Fazıl'ın çalışma odasından bir çığlık koptu.
- Çalışıyor! (Dışarı fırladı, gülüyordu.) Başardık, çalışıyor!
Ender: Yoksa ?
Fazıl: Evet! Zırhta çalışıyor silahta! Hem de düşündüğümden çok daha güçlü!
Ender: Ama, reçetedeki malzemelerin günümüzde bulunamayacağını söylemiştin.
Fazıl: Evet, yerlerine başka malzemeler kullandık. Ekrem çok yardımcı oldu, o olmasa yapamazdım.
Ekrem: (Utandı.) Estağrufullah.
Ender: Bir yıldır ilk defa güldüğünü gördüm.
Asım Bey: Maymun'da bir şey söylemedi. Haydi kutlama yapalım!
Fazıl: (Ekrem anlayamadı, şaşırdı. Fazıl toparlamaya çalıştı.) Ah şu saçma şakaların da olmasa!
Ender: Kutlama zamanı !
Kapı açıldı, gelen Abdulkadir'di.
Furkan: Oh be, sonunda bıraktılar demek!
Abdulkadir: (Üstü başı kan lekesiyle dolu, yüzünde morluk ve yaralar var.) Seni #@!?! (Fazıl'ın üstüne atladı, onu düşürdü. Yumruklamaya başladı. Furkan Abdulkadir'i tutup çekti. Zor tutuyordu. Korcan da yardım etti. Ender ve Ekrem Fazıl'ı ayağa kaldırdı.) Nasıl bana tuzak kurarsın ha!
Fazıl: Üzgünüm dostum böyle olmalıydı. Yoksa reçeteleri alamazdık.

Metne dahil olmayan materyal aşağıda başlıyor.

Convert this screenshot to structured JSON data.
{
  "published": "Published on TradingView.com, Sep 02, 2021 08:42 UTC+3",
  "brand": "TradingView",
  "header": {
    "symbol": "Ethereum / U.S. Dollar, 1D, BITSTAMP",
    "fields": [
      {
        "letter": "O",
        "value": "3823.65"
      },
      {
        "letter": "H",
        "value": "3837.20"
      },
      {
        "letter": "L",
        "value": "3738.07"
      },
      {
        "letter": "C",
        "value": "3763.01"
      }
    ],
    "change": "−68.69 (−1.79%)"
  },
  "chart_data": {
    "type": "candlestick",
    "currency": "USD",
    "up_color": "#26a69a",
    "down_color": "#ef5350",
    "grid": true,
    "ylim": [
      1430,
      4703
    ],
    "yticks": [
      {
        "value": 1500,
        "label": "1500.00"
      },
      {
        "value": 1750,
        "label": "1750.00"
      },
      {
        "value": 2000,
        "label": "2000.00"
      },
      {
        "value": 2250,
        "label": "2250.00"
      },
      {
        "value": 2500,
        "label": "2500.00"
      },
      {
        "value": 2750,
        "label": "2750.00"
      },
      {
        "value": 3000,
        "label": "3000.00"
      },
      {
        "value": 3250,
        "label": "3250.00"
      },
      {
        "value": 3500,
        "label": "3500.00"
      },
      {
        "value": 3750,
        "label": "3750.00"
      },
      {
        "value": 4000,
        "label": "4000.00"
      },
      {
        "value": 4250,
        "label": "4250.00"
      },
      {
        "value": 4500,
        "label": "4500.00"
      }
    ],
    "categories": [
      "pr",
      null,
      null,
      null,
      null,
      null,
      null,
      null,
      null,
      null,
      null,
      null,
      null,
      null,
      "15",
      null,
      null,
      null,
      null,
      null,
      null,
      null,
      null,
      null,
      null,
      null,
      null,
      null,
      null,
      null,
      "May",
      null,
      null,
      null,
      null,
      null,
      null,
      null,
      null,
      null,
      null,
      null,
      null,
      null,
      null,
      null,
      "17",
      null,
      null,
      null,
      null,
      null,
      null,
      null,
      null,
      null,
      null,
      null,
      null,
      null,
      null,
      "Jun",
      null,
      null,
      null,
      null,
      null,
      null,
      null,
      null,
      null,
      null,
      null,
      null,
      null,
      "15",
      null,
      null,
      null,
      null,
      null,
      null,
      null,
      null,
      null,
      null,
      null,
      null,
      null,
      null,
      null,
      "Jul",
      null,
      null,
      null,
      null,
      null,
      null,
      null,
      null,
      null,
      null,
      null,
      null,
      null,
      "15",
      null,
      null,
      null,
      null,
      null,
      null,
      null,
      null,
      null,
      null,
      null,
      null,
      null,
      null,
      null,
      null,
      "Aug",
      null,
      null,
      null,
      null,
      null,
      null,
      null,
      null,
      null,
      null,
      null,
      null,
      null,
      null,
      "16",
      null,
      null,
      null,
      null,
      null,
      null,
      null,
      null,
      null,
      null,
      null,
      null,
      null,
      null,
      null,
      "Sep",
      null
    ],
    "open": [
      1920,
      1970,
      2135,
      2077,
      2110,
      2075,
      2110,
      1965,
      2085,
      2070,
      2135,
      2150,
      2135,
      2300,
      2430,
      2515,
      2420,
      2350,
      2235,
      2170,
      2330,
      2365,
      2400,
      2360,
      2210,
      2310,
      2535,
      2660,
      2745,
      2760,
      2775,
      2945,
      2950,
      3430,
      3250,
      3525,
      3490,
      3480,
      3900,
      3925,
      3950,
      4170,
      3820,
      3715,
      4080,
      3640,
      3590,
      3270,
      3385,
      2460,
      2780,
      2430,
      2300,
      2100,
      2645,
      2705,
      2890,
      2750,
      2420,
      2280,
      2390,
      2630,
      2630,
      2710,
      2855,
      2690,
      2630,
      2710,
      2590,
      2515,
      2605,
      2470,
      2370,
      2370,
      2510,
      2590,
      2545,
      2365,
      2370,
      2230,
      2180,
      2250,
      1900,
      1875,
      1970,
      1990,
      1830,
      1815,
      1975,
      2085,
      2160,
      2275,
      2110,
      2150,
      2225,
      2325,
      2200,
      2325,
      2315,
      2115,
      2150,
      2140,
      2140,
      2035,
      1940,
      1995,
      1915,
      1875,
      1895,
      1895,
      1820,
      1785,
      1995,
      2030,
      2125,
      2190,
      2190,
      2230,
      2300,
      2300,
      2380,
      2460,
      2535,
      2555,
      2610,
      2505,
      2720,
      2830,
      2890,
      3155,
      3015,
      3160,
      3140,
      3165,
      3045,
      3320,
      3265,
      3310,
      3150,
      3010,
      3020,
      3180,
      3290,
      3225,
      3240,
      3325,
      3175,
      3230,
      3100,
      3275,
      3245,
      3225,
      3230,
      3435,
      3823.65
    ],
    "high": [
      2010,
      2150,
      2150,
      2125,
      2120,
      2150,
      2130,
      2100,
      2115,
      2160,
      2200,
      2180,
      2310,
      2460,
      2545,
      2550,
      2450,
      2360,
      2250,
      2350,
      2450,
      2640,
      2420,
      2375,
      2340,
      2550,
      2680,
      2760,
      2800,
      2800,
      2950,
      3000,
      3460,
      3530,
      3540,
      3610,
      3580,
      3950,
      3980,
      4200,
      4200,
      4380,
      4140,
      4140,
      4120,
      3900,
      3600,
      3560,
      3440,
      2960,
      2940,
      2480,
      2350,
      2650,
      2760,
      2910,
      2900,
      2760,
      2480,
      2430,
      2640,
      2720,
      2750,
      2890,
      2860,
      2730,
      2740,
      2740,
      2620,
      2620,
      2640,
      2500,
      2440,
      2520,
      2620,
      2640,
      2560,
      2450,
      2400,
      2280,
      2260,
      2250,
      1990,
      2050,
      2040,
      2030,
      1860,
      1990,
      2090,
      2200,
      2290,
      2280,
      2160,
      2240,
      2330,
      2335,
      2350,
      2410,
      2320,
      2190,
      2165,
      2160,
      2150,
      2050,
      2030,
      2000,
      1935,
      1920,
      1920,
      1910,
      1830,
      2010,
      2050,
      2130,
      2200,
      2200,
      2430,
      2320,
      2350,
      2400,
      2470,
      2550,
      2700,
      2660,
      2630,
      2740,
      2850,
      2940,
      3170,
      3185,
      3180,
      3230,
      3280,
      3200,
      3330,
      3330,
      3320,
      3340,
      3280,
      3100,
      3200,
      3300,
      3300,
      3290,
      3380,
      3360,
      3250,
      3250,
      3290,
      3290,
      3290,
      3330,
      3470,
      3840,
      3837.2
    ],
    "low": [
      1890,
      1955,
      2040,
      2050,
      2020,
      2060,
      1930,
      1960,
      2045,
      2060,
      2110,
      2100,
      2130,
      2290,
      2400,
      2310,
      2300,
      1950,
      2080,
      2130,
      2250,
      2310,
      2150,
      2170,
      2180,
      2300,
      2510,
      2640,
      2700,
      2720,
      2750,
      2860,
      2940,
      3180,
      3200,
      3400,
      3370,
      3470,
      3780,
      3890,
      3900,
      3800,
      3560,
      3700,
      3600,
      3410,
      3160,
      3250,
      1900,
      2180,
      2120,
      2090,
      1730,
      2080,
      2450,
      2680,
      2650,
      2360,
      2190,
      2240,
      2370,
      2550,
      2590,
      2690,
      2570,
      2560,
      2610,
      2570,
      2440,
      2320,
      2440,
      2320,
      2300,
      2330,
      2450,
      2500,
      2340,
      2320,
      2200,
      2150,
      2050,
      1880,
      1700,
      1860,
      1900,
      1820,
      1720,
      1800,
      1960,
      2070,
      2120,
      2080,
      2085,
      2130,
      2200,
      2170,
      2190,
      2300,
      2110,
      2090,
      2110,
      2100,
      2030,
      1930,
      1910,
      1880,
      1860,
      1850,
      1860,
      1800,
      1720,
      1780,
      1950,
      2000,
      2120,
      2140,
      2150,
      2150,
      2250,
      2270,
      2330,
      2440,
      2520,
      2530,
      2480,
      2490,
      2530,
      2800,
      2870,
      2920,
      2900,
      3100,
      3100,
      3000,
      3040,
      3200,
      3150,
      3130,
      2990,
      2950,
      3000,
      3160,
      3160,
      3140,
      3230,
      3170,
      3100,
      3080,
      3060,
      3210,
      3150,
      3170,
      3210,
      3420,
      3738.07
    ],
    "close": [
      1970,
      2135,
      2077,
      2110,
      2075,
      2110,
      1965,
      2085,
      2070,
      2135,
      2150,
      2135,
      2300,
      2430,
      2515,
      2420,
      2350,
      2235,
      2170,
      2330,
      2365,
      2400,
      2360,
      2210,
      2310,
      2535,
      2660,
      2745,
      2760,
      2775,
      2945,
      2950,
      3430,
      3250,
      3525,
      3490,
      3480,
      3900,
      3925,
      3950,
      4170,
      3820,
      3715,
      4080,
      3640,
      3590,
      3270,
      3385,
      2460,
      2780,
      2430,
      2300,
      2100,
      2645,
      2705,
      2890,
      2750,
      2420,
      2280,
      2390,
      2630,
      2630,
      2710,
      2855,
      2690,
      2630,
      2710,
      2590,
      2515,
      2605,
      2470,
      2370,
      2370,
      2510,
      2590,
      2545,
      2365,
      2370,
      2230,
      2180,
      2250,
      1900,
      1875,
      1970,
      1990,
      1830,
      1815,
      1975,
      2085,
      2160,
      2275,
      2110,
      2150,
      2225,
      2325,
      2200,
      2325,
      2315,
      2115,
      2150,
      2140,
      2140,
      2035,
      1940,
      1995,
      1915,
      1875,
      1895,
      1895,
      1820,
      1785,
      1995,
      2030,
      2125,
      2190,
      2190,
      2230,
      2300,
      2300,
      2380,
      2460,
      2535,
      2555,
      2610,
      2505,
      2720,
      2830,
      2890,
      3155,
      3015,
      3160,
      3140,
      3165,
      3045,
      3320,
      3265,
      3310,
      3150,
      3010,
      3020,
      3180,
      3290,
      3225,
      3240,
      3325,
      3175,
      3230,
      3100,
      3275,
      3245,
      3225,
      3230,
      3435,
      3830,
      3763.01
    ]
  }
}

Abdulkadir: Ulan dayak manyağı yaptı adamlar beni. Gizit Klanı'ndanım diyorum salmıyor şerefsizler. Delirecektim, aklımı yitirecektim!
Ekrem: Gizit Klanı mı ?
Abdulkadir: Evet ya Gizit Klanı. Bizim devletle falan alakamız yok oğlum. Bu it sana yalan söyledi! Biz devletin düşmanıyız! 1 yıl önce Domuz'a düzenlendiği söylenen suikast vardı ya... Onu biz yaptık! Bize terörist diyorlar be!

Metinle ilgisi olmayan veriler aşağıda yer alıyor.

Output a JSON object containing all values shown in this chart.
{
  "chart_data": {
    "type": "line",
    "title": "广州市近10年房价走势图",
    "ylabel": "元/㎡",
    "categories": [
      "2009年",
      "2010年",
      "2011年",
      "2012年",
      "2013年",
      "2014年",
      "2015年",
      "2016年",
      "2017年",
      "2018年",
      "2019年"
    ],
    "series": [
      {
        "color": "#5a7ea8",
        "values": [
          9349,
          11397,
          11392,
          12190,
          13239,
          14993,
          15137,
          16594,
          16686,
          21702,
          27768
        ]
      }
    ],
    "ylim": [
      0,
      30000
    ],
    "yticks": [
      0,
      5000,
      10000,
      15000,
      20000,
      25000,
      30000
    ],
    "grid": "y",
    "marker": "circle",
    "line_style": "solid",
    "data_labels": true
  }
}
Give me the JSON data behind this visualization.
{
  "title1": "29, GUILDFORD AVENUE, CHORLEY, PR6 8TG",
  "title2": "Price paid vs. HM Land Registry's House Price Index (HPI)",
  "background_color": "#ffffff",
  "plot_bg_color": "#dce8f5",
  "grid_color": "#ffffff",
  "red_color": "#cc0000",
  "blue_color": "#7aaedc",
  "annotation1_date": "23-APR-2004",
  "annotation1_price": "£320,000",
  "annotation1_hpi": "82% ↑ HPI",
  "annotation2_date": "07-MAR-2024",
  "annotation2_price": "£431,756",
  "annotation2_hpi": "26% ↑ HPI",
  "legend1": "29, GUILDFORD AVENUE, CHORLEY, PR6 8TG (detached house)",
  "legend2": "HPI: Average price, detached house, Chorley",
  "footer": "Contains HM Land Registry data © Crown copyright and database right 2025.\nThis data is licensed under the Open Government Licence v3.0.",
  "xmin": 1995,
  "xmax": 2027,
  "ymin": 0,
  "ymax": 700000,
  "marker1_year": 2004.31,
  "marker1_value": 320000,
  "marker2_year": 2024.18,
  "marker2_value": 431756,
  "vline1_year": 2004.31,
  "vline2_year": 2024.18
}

Ekrem şaşkınlığını gizleyemedi. Dışarı çıktı. Ardından Fazıl. Abdulkadir Fazıl'ın arkasından tükürdü. Hasan:
- Yaptığını beğendin mi ?
- (Durdu, sakinleşti.)Haklısın, bir an kendimi kaybettim. Tükürmemeliydim, o fazla oldu.
- Sınav mısın lan sen ?
- (Anlamadı.) Ne ? Ne oldu ? Tükürmem iyi mi oldu ne demek istiyorsun anlamadım.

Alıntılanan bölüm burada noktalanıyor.